Downtime disaster recovery

Disaster recovery means different things to different people. In it’s most basic form, disaster recovery means simply having a full system backup on the ready should lightning strike or a flood douse a company’s servers.

But that definition is quickly falling by the wayside, rendered obsolete by the demand for uptime and growing amounts of data that business and apps need to operate. If a recovery consists of over 100 terabytes of data, it could take days or even over a week to get up and running again as data is transferred and configurations are put back into place. With pedabytes of data, a timely recovery is flat out unfeasible. Backups are no longer a viable solution for companies that lose thousands and tens of thousands of dollars every minute their site or app is unavailable to customers.

Experts advise the focus of a modern day disaster plan should be business continuity, not just recovery.
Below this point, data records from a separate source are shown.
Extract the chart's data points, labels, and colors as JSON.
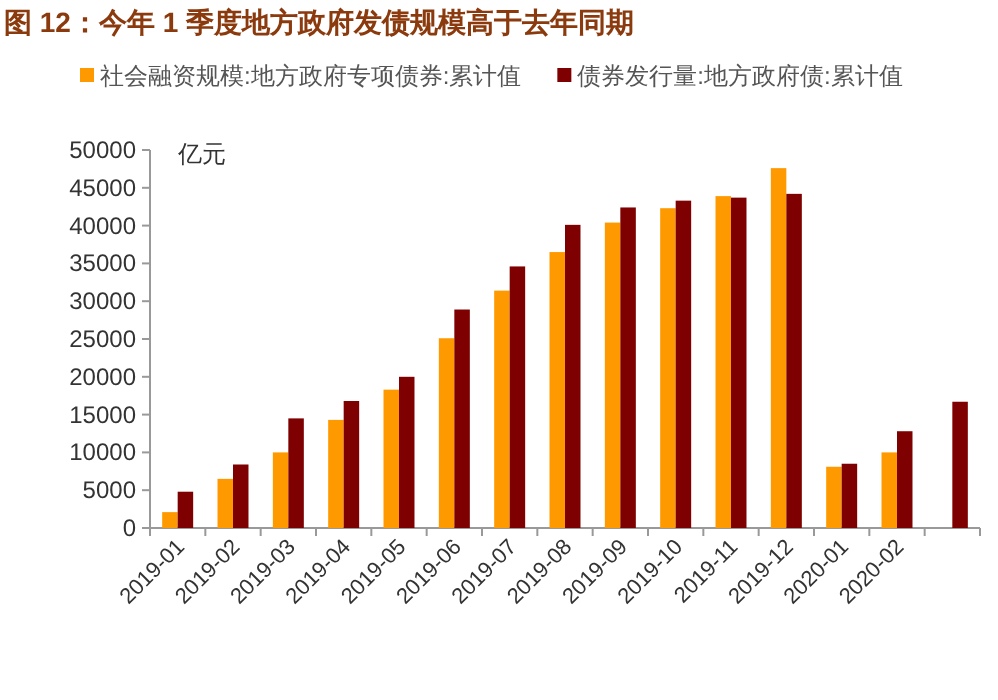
{
  "chart_data": {
    "type": "bar",
    "title": "图 12：今年 1 季度地方政府发债规模高于去年同期",
    "ylabel": "亿元",
    "categories": [
      "2019-01",
      "2019-02",
      "2019-03",
      "2019-04",
      "2019-05",
      "2019-06",
      "2019-07",
      "2019-08",
      "2019-09",
      "2019-10",
      "2019-11",
      "2019-12",
      "2020-01",
      "2020-02",
      null
    ],
    "series": [
      {
        "name": "社会融资规模:地方政府专项债券:累计值",
        "color": "#ff9900",
        "values": [
          2100,
          6500,
          10000,
          14300,
          18300,
          25100,
          31400,
          36500,
          40400,
          42300,
          43900,
          47600,
          8100,
          10000,
          null
        ]
      },
      {
        "name": "债券发行量:地方政府债:累计值",
        "color": "#7f0000",
        "values": [
          4800,
          8400,
          14500,
          16800,
          20000,
          28900,
          34600,
          40100,
          42400,
          43300,
          43700,
          44200,
          8500,
          12800,
          16700
        ]
      }
    ],
    "ylim": [
      0,
      50000
    ],
    "yticks": [
      0,
      5000,
      10000,
      15000,
      20000,
      25000,
      30000,
      35000,
      40000,
      45000,
      50000
    ],
    "legend": "top",
    "grid": false
  }
}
That means storing a synchronized, updated copy of an entire app environment, including network and security settings, configurations, patches, and data, which is ready to run so that downtime is minimized.

The status quo for disaster recovery today, at least for bigger companies, means keeping a “hot failover” solution in place. When the main data center goes down, a second identical one instantly kicks in and the end user only experiences a slight delay. But for small businesses, investing in physical servers, real estate, staff, and electricity to operate a backup database that will be used only a small fraction of the time is too cost-prohibitive.
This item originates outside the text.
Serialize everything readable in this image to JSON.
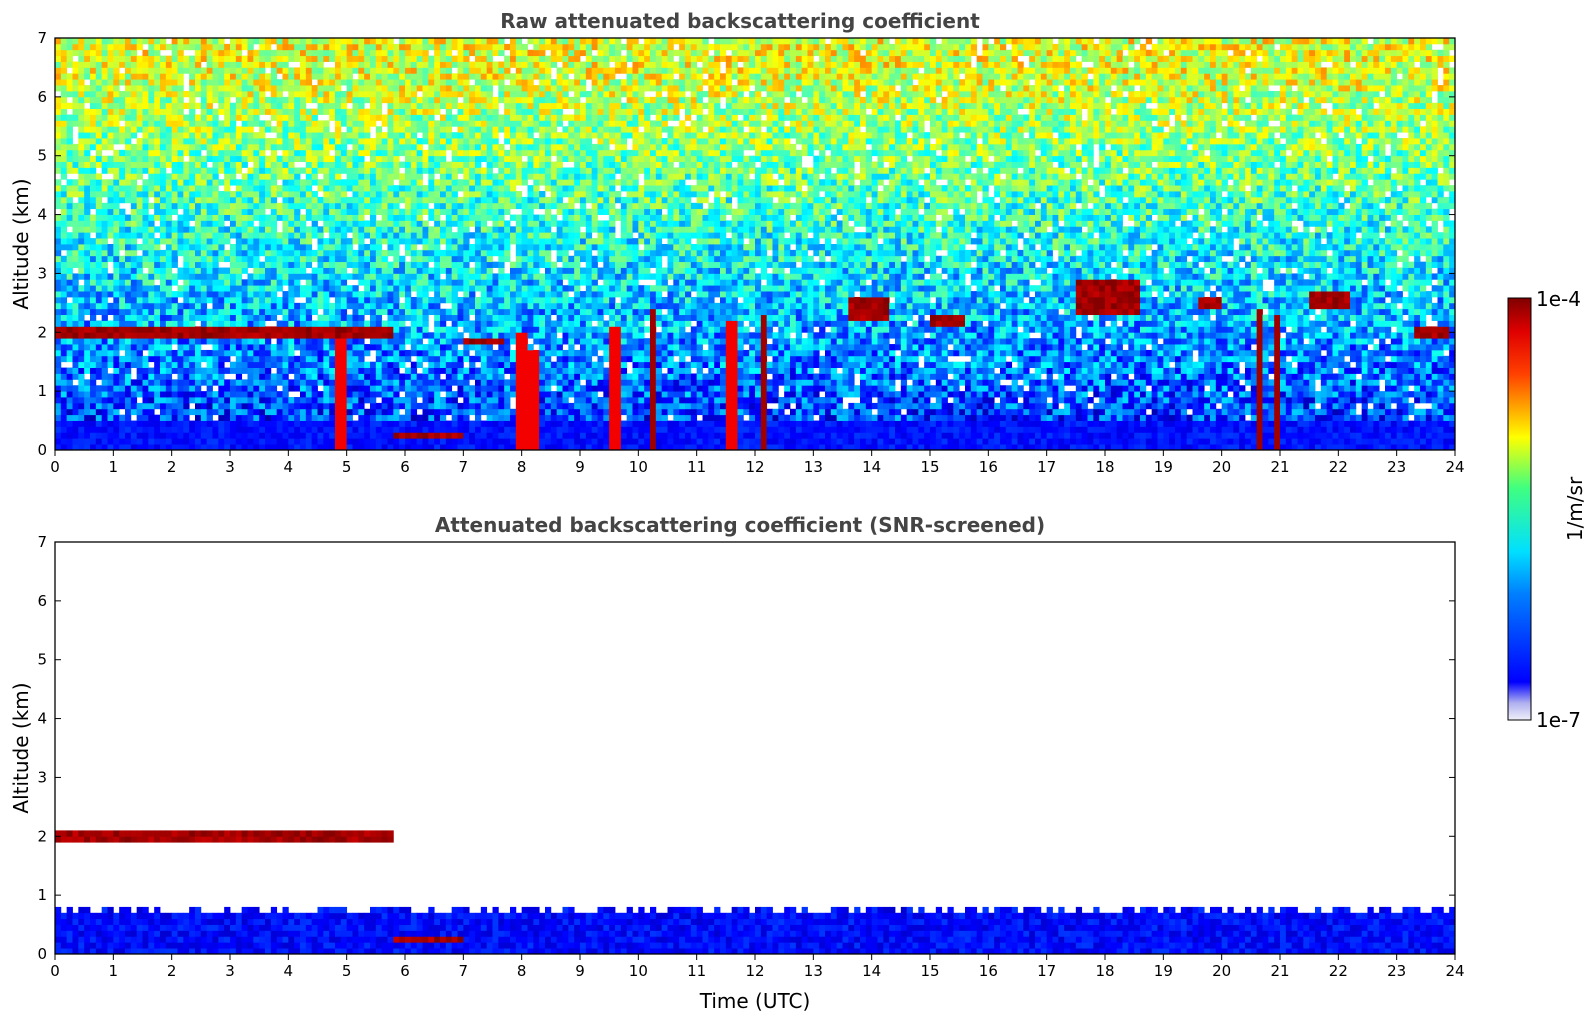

Both of these solutions are complex and cumbersome to test. So cumbersome, in fact, that in a survey of 343 IT executives responsible for disaster recover, more than half said they tested less than once per year. Only 42 percent kept up with industry standards, testing quarterly or more to see if their disaster recovery plan would actually work.

Enter the cloud, where virtualization providers offer a cheaper way to maintain a backup database. Many disaster-recover-as-a-service (DRaaS) companies can use the cloud to automate the testing process, removing the burden from IT staff’s shoulders.

Most recently, advancements in a technology called “pre-recovery” is taking form, which should lower the cost barrier for small- and medium-sized enterprises. Increased competition will drive prices down further in the future. Pre-recovery creates backup images like in the basic process mentioned above, but then rebuilds these backups into fully operational replica systems in the cloud. The recovered systems are then tested so that all the work normally done during a recovery is already finished in advance.

Using this option, recovery is nearly instant, only requiring a reboot of the system. No costly investment into a completely separate data center is needed.

Disaster recovery in the traditional sense will soon be deprecated in favor of more advanced, instant failover solutions like pre-recovery. Some experts predict disaster recovery as we know it will soon be a thing of the past entirely, as businesses opt for live-live (a.k.a. active-active) solutions over copying data from one data center to another. Each active data center contains local restore points. A live-live solution on two or more data centers allows for maintenance with less risk of downtime.

IT executives have been slow to move to the cloud however, citing security as their biggest concern. An increasing number of businesses are migrating to hybrid cloud solutions, which combine on-site physical servers and virtualized private cloud servers. This makes disaster recovery a more complicated process, but DRaaS solutions do exist and, should the growth of hybrid cloud continue, more are on the way.